NETHERLANDS_Lobbying NL

Case studies

In dit rapport is een aantal case studies opgenomen van lobbyen in Nederland. Zij illustreren de praktijk in verschillende sectoren, waaronder het loterijwezen, de financiële sector en de defensie-industrie. Daarnaast wordt een geval besproken van uitgebreide publieksparticipatie bij een gemeentelijke bezuinigingsoperatie.

Een belangrijke conclusie van dit rapport is dat lobbyen in Nederland nagenoeg ongereguleerd is. Er bestaan risico’s rond het systeem van ‘rijkspassen’ die toegang geven tot het parlementsgebouw, het onbegrensd gebruik van informeel overleg en het gebrek aan regels over de samenstelling van rondetafelbijeenkomsten en hoorzittingen. Het rapport merkt verder op dat het internet en de moderne informatietechnologie uitgebreide mogelijkheden bieden om nadere informatie over lobbyen te publiceren, wat deze informatie toegankelijk maakt en meer controle toelaat.

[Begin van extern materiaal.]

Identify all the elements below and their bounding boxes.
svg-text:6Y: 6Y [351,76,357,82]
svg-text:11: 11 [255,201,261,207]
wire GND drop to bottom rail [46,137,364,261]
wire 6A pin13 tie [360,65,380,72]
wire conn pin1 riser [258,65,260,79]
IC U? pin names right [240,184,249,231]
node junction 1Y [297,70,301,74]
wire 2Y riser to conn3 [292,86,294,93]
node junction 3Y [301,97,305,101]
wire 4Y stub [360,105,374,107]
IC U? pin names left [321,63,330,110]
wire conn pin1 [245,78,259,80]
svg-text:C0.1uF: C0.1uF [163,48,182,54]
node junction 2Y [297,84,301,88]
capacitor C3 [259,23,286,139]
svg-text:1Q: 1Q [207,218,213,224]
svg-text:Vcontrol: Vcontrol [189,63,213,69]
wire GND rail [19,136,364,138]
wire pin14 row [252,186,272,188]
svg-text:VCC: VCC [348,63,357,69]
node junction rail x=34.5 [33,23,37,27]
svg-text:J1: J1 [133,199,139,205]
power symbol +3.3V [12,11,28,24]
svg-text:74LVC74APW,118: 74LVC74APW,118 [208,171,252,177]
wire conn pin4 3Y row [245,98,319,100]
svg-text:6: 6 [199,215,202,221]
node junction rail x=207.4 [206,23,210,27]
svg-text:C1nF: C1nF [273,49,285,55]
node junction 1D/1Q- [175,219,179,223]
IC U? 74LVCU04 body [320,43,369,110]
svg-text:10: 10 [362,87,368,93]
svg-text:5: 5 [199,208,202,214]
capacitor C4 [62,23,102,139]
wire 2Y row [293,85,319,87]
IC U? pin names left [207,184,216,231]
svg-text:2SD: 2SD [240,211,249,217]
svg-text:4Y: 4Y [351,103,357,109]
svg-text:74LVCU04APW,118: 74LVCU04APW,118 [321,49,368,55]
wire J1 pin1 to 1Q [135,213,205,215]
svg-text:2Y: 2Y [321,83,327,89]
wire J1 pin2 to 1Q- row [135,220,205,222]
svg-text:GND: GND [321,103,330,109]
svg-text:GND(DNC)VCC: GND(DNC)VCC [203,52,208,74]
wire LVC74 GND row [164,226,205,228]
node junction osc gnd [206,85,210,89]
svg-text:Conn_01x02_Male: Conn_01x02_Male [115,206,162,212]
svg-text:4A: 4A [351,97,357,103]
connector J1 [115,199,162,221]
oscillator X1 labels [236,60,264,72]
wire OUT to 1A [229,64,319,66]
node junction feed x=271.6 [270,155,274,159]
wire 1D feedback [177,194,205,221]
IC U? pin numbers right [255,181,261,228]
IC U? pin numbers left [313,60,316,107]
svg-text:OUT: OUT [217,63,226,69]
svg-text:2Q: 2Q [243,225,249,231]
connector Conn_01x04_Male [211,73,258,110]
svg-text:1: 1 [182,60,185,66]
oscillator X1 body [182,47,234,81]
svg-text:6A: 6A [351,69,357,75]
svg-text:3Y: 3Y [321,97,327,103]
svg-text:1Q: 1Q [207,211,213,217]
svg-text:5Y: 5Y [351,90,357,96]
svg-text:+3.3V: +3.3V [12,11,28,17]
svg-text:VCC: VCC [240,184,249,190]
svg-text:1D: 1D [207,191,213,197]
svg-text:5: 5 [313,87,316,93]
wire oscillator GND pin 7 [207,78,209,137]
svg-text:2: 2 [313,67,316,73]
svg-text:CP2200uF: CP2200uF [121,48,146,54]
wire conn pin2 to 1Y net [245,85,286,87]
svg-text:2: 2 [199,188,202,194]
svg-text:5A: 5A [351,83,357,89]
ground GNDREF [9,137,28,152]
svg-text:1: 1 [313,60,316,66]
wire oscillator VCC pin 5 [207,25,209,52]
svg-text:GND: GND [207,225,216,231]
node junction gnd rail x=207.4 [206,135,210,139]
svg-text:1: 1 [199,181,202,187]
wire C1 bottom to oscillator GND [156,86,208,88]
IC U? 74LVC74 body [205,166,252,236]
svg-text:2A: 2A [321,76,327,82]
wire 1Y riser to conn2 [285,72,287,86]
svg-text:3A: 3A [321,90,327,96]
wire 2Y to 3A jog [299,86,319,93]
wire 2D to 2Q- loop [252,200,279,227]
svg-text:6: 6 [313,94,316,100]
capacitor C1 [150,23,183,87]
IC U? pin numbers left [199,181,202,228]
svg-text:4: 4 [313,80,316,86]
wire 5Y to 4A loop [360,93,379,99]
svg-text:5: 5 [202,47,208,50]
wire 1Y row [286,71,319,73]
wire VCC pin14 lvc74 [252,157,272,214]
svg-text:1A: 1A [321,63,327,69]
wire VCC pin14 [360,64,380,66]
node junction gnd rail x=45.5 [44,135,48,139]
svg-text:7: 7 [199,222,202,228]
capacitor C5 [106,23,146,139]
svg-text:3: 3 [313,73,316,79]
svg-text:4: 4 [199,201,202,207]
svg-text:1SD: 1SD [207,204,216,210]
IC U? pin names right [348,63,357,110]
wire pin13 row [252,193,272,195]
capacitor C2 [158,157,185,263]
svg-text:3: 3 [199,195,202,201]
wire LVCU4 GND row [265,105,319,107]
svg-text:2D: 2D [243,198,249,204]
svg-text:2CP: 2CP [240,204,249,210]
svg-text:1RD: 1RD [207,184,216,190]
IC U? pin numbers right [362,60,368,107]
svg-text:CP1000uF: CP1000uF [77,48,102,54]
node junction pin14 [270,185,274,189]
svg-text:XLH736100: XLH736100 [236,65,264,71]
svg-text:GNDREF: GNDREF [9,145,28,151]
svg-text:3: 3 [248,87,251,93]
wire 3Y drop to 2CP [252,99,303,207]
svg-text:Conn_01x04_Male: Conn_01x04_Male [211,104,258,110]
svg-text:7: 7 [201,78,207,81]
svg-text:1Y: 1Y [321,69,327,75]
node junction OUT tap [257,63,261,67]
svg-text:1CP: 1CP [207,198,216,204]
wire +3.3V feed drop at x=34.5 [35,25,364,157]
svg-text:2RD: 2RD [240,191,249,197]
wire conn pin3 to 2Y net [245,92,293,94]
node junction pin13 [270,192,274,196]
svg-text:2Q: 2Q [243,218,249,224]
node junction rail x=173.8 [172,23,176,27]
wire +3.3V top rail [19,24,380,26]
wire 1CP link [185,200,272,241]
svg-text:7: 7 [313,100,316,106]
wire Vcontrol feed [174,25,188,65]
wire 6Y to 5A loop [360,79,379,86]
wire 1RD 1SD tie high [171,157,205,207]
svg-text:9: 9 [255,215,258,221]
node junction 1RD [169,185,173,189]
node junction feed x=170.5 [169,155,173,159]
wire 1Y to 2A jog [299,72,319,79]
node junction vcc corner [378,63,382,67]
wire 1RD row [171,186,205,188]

Het volledige, Engelstalig rapport, kunt u hier downloaden: Lifting the Lid on Lobbying – Enhancing Trust in Public Decision-making in the Netherlands.

Voetnoten

[1] “Roep om strengere regels voor lobbyisten neemt toe”, De Gelderlander, 21 juni 2011. www.gelderlander.nl/algemeen/binnenland/roep-om-strengere-regels-voor-lobbyisten-neemt-toe-1.739695 <geraadpleegd 6 april 2015>

[2] Vragen van de Kamerleden Nijboer en Bouwmeester (beiden PvdA) aan de ministers van Financiën en van Binnenlandse Zaken en Koninkrijksrelaties over de transparantie van de lobbypraktijken van Nederlandse banken, ingezonden 18 december 2013 en beantwoord op 7 februari 2014, https://zoek.officielebekendmakingen.nl/ah-tk-20132014-1142.html <geraadpleegd 6 april 2015>

[3] Door beperkingen in tijd en reikwijdte zijn het provinciale en lokale niveau niet betrokken in dit onderzoek.

[4] De deelnemende landen zijn Bulgarije, Cyprus, Duitsland, Estland, Frankrijk, Hongarije, Ierland, Italië, Letland, Litouwen, Nederland, Oostenrijk, Polen, Portugal, Slowakije, Slovenië, Spanje, Tsjechië en het Verenigd Koninkrijk..

[5] In een beperkt aantal gevallen, waar een logische tussenpositie ontbreekt, is de keuze beperkt tot minimumwaarde 0 en maximumwaarde 2.